Henley & Partners’ report places the Nigerian passport at 92nd in the global ranking, with only 45 visa-free destinations available.

Okebalama suggested that Nigerians could improve their economic mobility by obtaining residency or citizenship through investment in countries such as Austria or Malta.

In a separate discussion, Rajat Sharma, Co-Founder and Chief Investment Officer of VAR Capital, highlighted strategies for investors to protect themselves against currency devaluation in emerging markets.

He explained that currency volatility and economic mismanagement often lead to significant devaluations, impacting wealth.

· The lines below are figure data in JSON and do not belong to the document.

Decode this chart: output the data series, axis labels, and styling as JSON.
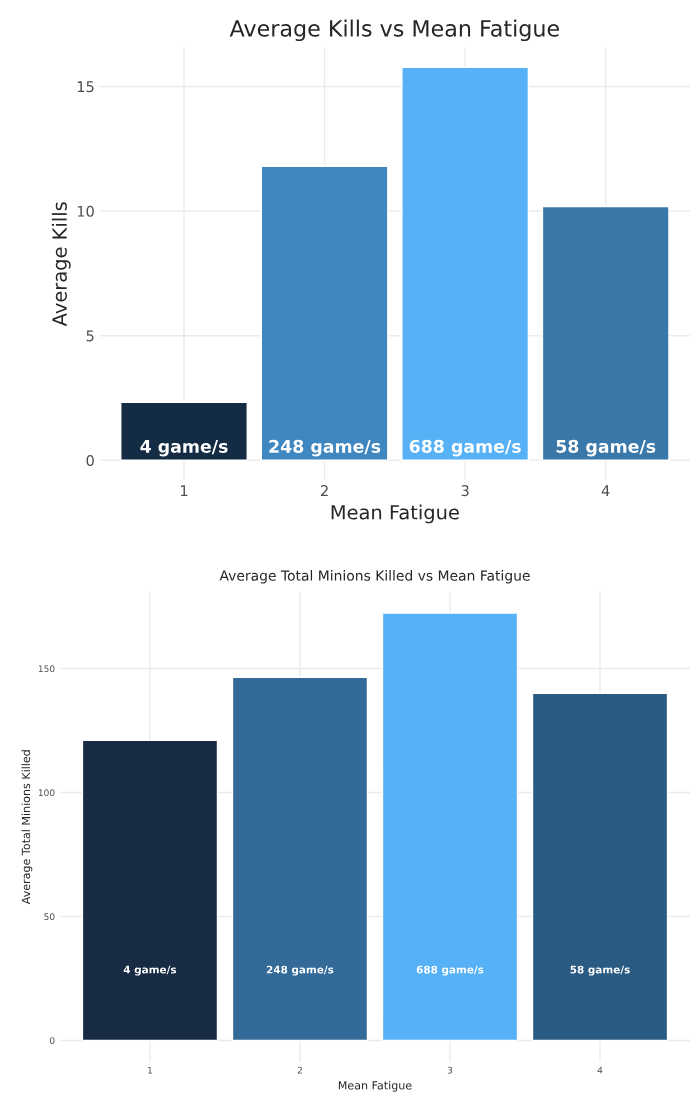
{
  "chart_data": [
    {
      "type": "bar",
      "title": "Average Kills vs Mean Fatigue",
      "xlabel": "Mean Fatigue",
      "ylabel": "Average Kills",
      "categories": [
        "1",
        "2",
        "3",
        "4"
      ],
      "values": [
        2.33,
        11.8,
        15.77,
        10.18
      ],
      "colors": [
        "#132b43",
        "#3f87c0",
        "#56b1f7",
        "#3a78a9"
      ],
      "ylim": [
        -0.79,
        16.56
      ],
      "yticks": [
        0,
        5,
        10,
        15
      ],
      "grid": true,
      "annotations": [
        "4 game/s",
        "248 game/s",
        "688 game/s",
        "58 game/s"
      ]
    },
    {
      "type": "bar",
      "title": "Average Total Minions Killed vs Mean Fatigue",
      "xlabel": "Mean Fatigue",
      "ylabel": "Average Total Minions Killed",
      "categories": [
        "1",
        "2",
        "3",
        "4"
      ],
      "values": [
        121.1,
        146.5,
        172.4,
        140.0
      ],
      "colors": [
        "#172b42",
        "#336a98",
        "#56b1f7",
        "#2a5b83"
      ],
      "ylim": [
        -8.6,
        181
      ],
      "yticks": [
        0,
        50,
        100,
        150
      ],
      "grid": true,
      "annotations": [
        "4 game/s",
        "248 game/s",
        "688 game/s",
        "58 game/s"
      ]
    }
  ]
}
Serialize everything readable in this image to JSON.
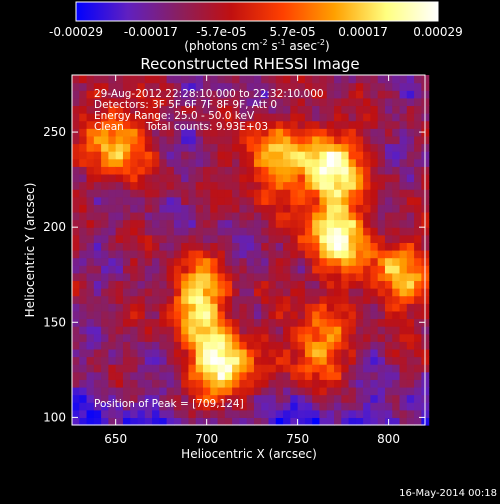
{
  "chart_data": {
    "type": "heatmap",
    "title": "Reconstructed RHESSI Image",
    "xlabel": "Heliocentric X (arcsec)",
    "ylabel": "Heliocentric Y (arcsec)",
    "xlim": [
      626,
      820
    ],
    "ylim": [
      96,
      280
    ],
    "x_ticks": [
      650,
      700,
      750,
      800
    ],
    "y_ticks": [
      100,
      150,
      200,
      250
    ],
    "colorbar": {
      "range": [
        -0.00029,
        0.00029
      ],
      "tick_values": [
        -0.00029,
        -0.00017,
        -5.7e-05,
        5.7e-05,
        0.00017,
        0.00029
      ],
      "tick_labels": [
        "-0.00029",
        "-0.00017",
        "-5.7e-05",
        "5.7e-05",
        "0.00017",
        "0.00029"
      ],
      "unit_label": "(photons cm",
      "unit_sup1": "-2",
      "unit_mid1": " s",
      "unit_sup2": "-1",
      "unit_mid2": " asec",
      "unit_sup3": "-2",
      "unit_end": ")",
      "colors": [
        "#0000ff",
        "#6020c0",
        "#8a1f5f",
        "#c01010",
        "#ff4000",
        "#ffa000",
        "#ffff80",
        "#ffffff"
      ]
    },
    "annotations": [
      "29-Aug-2012 22:28:10.000 to 22:32:10.000",
      "Detectors: 3F 5F 6F 7F 8F 9F, Att 0",
      "Energy Range: 25.0 - 50.0 keV",
      "Clean"
    ],
    "total_counts": "Total counts: 9.93E+03",
    "peak": "Position of Peak = [709,124]",
    "peak_position": [
      709,
      124
    ],
    "bright_sources": [
      {
        "x": 708,
        "y": 126,
        "value": 0.00029
      },
      {
        "x": 768,
        "y": 232,
        "value": 0.00027
      },
      {
        "x": 770,
        "y": 195,
        "value": 0.00024
      },
      {
        "x": 695,
        "y": 162,
        "value": 0.0002
      },
      {
        "x": 650,
        "y": 245,
        "value": 0.00017
      },
      {
        "x": 735,
        "y": 235,
        "value": 0.00015
      },
      {
        "x": 805,
        "y": 175,
        "value": 0.00015
      },
      {
        "x": 760,
        "y": 138,
        "value": 0.00014
      }
    ]
  },
  "footer": {
    "date": "16-May-2014 00:18"
  }
}
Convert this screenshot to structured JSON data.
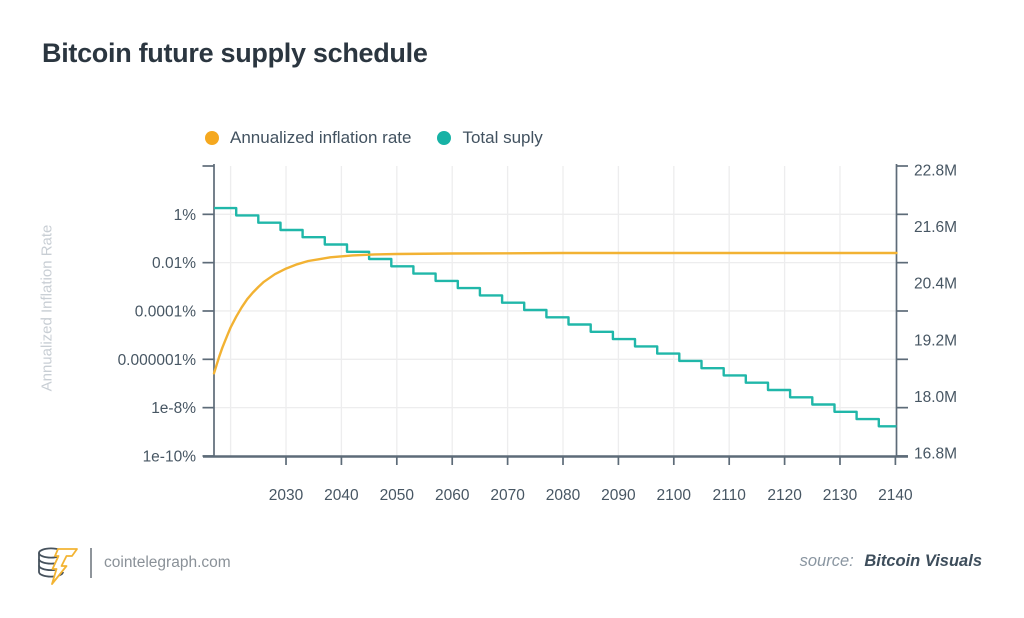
{
  "title": "Bitcoin future supply schedule",
  "legend": {
    "items": [
      {
        "label": "Annualized inflation rate",
        "dot_color": "#F5A81F"
      },
      {
        "label": "Total suply",
        "dot_color": "#17B2A5"
      }
    ]
  },
  "footer": {
    "logo_name": "cointelegraph-coin-bolt-logo",
    "site": "cointelegraph.com",
    "source_prefix": "source:",
    "source_name": "Bitcoin Visuals"
  },
  "colors": {
    "background": "#FFFFFF",
    "title_text": "#2B3640",
    "legend_text": "#425260",
    "tick_text": "#475663",
    "axis_title_text": "#C8CED4",
    "axis": "#5D6B78",
    "grid": "#EDEDEE",
    "teal_line": "#20B7A9",
    "yellow_line": "#F2B233",
    "footer_site_text": "#8A9198",
    "footer_divider": "#8F959B",
    "source_prefix_text": "#8A96A1",
    "source_name_text": "#3D4D5B",
    "logo_slate": "#46525D",
    "logo_yellow": "#F3B433"
  },
  "chart_data": {
    "type": "line",
    "title": "Bitcoin future supply schedule",
    "x_axis": {
      "range": [
        2017,
        2140.2
      ],
      "tick_years": [
        2030,
        2040,
        2050,
        2060,
        2070,
        2080,
        2090,
        2100,
        2110,
        2120,
        2130,
        2140
      ],
      "grid_years": [
        2020,
        2030,
        2040,
        2050,
        2060,
        2070,
        2080,
        2090,
        2100,
        2110,
        2120,
        2130
      ]
    },
    "left_axis": {
      "title": "Annualized Inflation Rate",
      "scale": "log",
      "unit": "%",
      "ticks": [
        {
          "label": "1%",
          "value": 1
        },
        {
          "label": "0.01%",
          "value": 0.01
        },
        {
          "label": "0.0001%",
          "value": 0.0001
        },
        {
          "label": "0.000001%",
          "value": 1e-06
        },
        {
          "label": "1e-8%",
          "value": 1e-08
        },
        {
          "label": "1e-10%",
          "value": 1e-10
        }
      ]
    },
    "right_axis": {
      "scale": "linear",
      "unit": "million BTC",
      "ticks": [
        {
          "label": "22.8M",
          "value": 22.8
        },
        {
          "label": "21.6M",
          "value": 21.6
        },
        {
          "label": "20.4M",
          "value": 20.4
        },
        {
          "label": "19.2M",
          "value": 19.2
        },
        {
          "label": "18.0M",
          "value": 18.0
        },
        {
          "label": "16.8M",
          "value": 16.8
        }
      ]
    },
    "series": [
      {
        "name": "Annualized inflation rate",
        "axis": "left",
        "style": "step",
        "color": "#20B7A9",
        "start_year": 2017,
        "first_step_year": 2021,
        "step_interval_years": 4,
        "tread_rates_pct": [
          1.8,
          0.9,
          0.45,
          0.225,
          0.113,
          0.0563,
          0.0281,
          0.0141,
          0.00703,
          0.00352,
          0.00176,
          0.000879,
          0.000439,
          0.00022,
          0.00011,
          5.49e-05,
          2.75e-05,
          1.37e-05,
          6.87e-06,
          3.43e-06,
          1.72e-06,
          8.58e-07,
          4.29e-07,
          2.15e-07,
          1.07e-07,
          5.36e-08,
          2.68e-08,
          1.34e-08,
          6.71e-09,
          3.35e-09,
          1.68e-09
        ]
      },
      {
        "name": "Total suply",
        "axis": "right",
        "style": "smooth",
        "color": "#F2B233",
        "points": [
          [
            2017,
            18.49
          ],
          [
            2017.5,
            18.68
          ],
          [
            2018,
            18.86
          ],
          [
            2018.5,
            19.03
          ],
          [
            2019,
            19.18
          ],
          [
            2019.5,
            19.32
          ],
          [
            2020,
            19.46
          ],
          [
            2021,
            19.69
          ],
          [
            2022,
            19.89
          ],
          [
            2023,
            20.06
          ],
          [
            2024,
            20.2
          ],
          [
            2025,
            20.32
          ],
          [
            2026,
            20.43
          ],
          [
            2028,
            20.59
          ],
          [
            2030,
            20.71
          ],
          [
            2032,
            20.8
          ],
          [
            2034,
            20.87
          ],
          [
            2036,
            20.91
          ],
          [
            2038,
            20.95
          ],
          [
            2042,
            20.99
          ],
          [
            2046,
            21.01
          ],
          [
            2050,
            21.02
          ],
          [
            2060,
            21.03
          ],
          [
            2070,
            21.035
          ],
          [
            2080,
            21.04
          ],
          [
            2100,
            21.04
          ],
          [
            2120,
            21.04
          ],
          [
            2140.2,
            21.04
          ]
        ]
      }
    ],
    "note": "In the source image the legend dot colors are swapped relative to the plotted lines: the descending halving staircase (inflation rate, left log axis) is drawn teal, while the saturating 21M supply curve (right axis) is drawn yellow."
  }
}
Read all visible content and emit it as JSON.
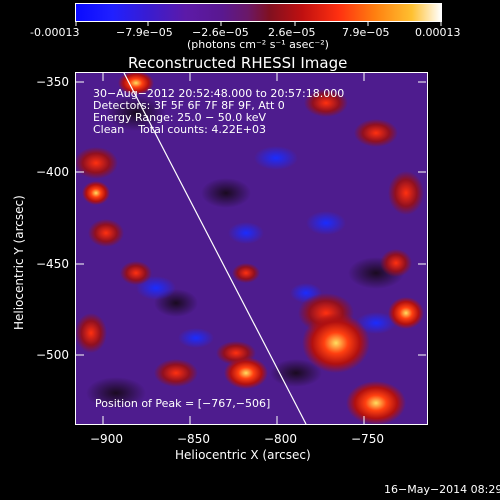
{
  "colorbar": {
    "ticks": [
      "-0.00013",
      "−7.9e−05",
      "−2.6e−05",
      "2.6e−05",
      "7.9e−05",
      "0.00013"
    ],
    "units_label": "(photons cm⁻² s⁻¹ asec⁻²)"
  },
  "plot": {
    "title": "Reconstructed RHESSI Image",
    "info_lines": [
      "30−Aug−2012 20:52:48.000 to 20:57:18.000",
      "Detectors: 3F 5F 6F 7F 8F 9F, Att 0",
      "Energy Range: 25.0 − 50.0 keV",
      "Clean    Total counts: 4.22E+03"
    ],
    "peak_label": "Position of Peak = [−767,−506]",
    "xlabel": "Heliocentric X (arcsec)",
    "ylabel": "Heliocentric Y (arcsec)",
    "x_ticks": [
      "−900",
      "−850",
      "−800",
      "−750"
    ],
    "y_ticks": [
      "−350",
      "−400",
      "−450",
      "−500"
    ]
  },
  "footer": {
    "date": "16−May−2014 08:29"
  }
}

Sharma illustrated the issue with the recent decline of the Naira, noting that N1000 now buys only 0.62 USD compared to 2.23 USD in January 2023.

He advised that while emerging market securities may perform well during domestic growth periods, they carry notable risks during economic downturns.

To mitigate these risks, Sharma recommended holding USD-denominated equities to shield against currency volatility.

He also pointed out that export-driven companies, such as those in the oil sector, benefit from currency devaluations by receiving revenue in foreign currency while incurring costs in local currency, thus improving their financial position.

Additionally, Sharma suggested investing in commodities, such as gold and oil, which are priced in dollars and can help hedge against currency risk.

For inflation protection, he recommended investing in companies that produce staple foods, which are generally resilient to inflationary pressures.